La réaction du gouvernement ne va pas tarder. Il fallait bien un coup de pouce au secteur. L’Etat va alors faire la grande annonce : défiscalisation totale des investissements dans le logement social, qui bénéficie déjà d’avantages
urbanistiques liés à la dérogation. La conséquence sera notable sur les chantiers lancés. En seulement trois ans, plus d’un million d’unités sont conventionnées et près de 100.000 unités sont mises en chantiers chaque année. Actuellement, la moitié est déjà dans le circuit et ne trouve pas acheteur à cause de la cherté des prix. Le reste peine à sortir de terre. L’offre abondante s’est traduite par une stagnation des ventes et une méfiance des banques, confrontées à une situation nouvelle et inquiétante de hausse des impayés.

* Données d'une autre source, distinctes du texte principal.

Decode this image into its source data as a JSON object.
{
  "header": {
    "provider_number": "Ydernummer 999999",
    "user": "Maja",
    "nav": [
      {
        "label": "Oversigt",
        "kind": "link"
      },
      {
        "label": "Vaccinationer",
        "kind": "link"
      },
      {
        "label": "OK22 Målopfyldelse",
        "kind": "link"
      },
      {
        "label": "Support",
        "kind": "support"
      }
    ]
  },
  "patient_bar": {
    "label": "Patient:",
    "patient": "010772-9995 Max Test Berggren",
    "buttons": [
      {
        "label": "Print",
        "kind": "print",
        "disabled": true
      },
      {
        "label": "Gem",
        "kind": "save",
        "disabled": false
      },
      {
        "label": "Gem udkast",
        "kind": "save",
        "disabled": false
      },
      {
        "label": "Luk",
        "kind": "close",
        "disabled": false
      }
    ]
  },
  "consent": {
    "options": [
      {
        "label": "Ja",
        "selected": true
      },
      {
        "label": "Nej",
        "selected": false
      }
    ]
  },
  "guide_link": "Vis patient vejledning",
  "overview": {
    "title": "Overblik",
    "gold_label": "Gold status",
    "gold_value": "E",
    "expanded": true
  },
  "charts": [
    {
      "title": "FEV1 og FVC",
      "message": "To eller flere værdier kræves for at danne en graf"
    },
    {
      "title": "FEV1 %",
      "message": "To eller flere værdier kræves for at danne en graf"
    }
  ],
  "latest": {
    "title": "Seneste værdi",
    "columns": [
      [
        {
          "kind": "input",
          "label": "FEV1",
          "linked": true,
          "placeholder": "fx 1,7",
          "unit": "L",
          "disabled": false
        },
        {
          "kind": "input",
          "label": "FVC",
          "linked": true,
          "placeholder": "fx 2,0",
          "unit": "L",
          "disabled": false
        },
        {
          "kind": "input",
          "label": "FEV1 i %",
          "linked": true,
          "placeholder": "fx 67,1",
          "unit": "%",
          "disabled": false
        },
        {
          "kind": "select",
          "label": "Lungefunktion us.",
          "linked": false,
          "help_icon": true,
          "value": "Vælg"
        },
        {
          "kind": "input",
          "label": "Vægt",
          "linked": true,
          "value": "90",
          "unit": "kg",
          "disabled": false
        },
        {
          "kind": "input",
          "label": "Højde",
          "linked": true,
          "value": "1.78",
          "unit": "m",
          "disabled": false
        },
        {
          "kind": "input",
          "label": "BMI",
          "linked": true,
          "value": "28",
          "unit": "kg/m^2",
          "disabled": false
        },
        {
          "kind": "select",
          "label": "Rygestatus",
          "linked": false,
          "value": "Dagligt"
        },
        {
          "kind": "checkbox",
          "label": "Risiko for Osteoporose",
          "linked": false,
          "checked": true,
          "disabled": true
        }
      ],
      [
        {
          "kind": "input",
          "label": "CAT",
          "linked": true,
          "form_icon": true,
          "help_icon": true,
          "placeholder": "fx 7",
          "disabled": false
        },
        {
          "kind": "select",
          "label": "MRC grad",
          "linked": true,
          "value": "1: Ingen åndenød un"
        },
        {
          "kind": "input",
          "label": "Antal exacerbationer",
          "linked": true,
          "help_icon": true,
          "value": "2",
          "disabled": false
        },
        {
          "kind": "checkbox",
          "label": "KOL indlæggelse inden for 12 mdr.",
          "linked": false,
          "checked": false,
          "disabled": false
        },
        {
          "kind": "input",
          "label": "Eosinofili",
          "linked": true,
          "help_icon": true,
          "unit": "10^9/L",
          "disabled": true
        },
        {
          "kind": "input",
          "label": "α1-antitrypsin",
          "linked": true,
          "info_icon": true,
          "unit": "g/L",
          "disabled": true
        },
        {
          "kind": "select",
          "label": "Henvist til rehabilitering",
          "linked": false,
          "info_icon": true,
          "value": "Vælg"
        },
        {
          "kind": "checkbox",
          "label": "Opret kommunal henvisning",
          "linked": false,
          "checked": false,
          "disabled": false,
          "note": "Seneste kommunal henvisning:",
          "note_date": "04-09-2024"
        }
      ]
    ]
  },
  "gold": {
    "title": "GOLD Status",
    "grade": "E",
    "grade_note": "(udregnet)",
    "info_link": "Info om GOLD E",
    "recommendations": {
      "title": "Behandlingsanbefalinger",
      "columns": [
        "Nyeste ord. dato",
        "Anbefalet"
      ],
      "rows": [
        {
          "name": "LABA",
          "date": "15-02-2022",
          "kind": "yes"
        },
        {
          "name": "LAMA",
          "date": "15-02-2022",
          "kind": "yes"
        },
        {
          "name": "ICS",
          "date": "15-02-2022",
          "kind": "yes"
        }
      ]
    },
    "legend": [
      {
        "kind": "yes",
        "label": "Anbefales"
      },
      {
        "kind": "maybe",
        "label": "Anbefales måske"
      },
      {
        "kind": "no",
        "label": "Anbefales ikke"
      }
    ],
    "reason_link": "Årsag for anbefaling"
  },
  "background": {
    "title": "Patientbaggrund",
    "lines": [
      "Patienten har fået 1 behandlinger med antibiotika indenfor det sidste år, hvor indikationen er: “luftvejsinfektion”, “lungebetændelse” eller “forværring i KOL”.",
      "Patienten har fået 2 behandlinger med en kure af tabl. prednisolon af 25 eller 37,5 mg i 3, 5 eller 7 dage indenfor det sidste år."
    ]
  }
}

Normalement en période de crise, les promoteurs immobiliers sacrifient un peu de leurs marges. Ce qui devrait entraîner une baisse des prix et contribuer à relancer les achats. Ce qui ne fut pas le cas. Le boom immobilier a fait que les prix ont flambé et sont devenus hors de portée de la majorité des acquéreurs. Les cinq milliards de dirhams qui vont chaque année, depuis 2010, aux promoteurs sous forme de dégrèvement fiscaux et de rétrocession de la TVA, n’aidaient pas vraiment les acquéreurs notamment du logement économique. Le ministère de l’Habitat a découvert que l’offre en logements économiques bénéficiait plus à une catégorie aisée qui en faisait de la spéculation. Il a été conclu que les subventions des promoteurs perdent toute leur justification, puisque dans la plupart des cas, les acquéreurs proviennent souvent, de catégories sociales relativement aisées. Ces subventions doivent être accordées sous forme d’aide frontale aux acquéreurs aux revenus faibles, afin de les rendre solvables vis-à-vis des banques, ce qui permettra de liquider une partie du stock invendu, et de renforcer ainsi la solvabilité même des promoteurs vis- à-vis des banquiers.
Un crédit sur 40 ans
Et selon le ministre Benabdellah, il y a environ 1,3 million de logements sociaux que les promoteurs immobiliers peuvent construire conformément aux conventions signées dans ce sens avec le ministère de l’Habitat. Le malheur, c’est qu’aujourd’hui, l’objectif ne peut être atteint et toutes ces unités ne pourront pas être réalisées. Au plus, 500.000 logements ont été achevés ou sont en voie de l’être depuis 2010. Cela pour la simple raison que l’offre actuelle ne trouve pas acheteur. Selon M. Benabdellah, les ventes de logements à 250000 DH sur les dernières années ont permis de satisfaire la demande d’une population qui parvenait à se financer sans peine grâce à des crédits adossés à la garantie Fogarim. Mais, aujourd’hui, on a atteint «le fond du panier», pour reprendre l’expression du ministre. L’idée du département de tutelle est d’étendre la durée des crédits accordés aux acquéreurs adossés à la garantie Fogarim, de 25 ans actuellement à 40 ans. Le but de la manœuvre est de réduire l’apport personnel exigé des acquéreurs, qui s’établit actuellement autour de 50 000 DH, et surtout la mensualité qui serait ramenée de 1 200 DH en moyenne à 800 DH, selon les estimations du ministre. «C’est le seul moyen de permettre au gisement de demandes actuel, constitué pour l’essentiel de ménages ayant un revenu mensuel entre 1 000 et 1500 DH, d’accéder au logement à 250 000 DH», explicite M. Benabdellah. Ce qui représente un risque élevé pour les banques. D’où l’intérêt de détourner les subventions étatiques aux acquéreurs plutôt qu’aux promoteurs.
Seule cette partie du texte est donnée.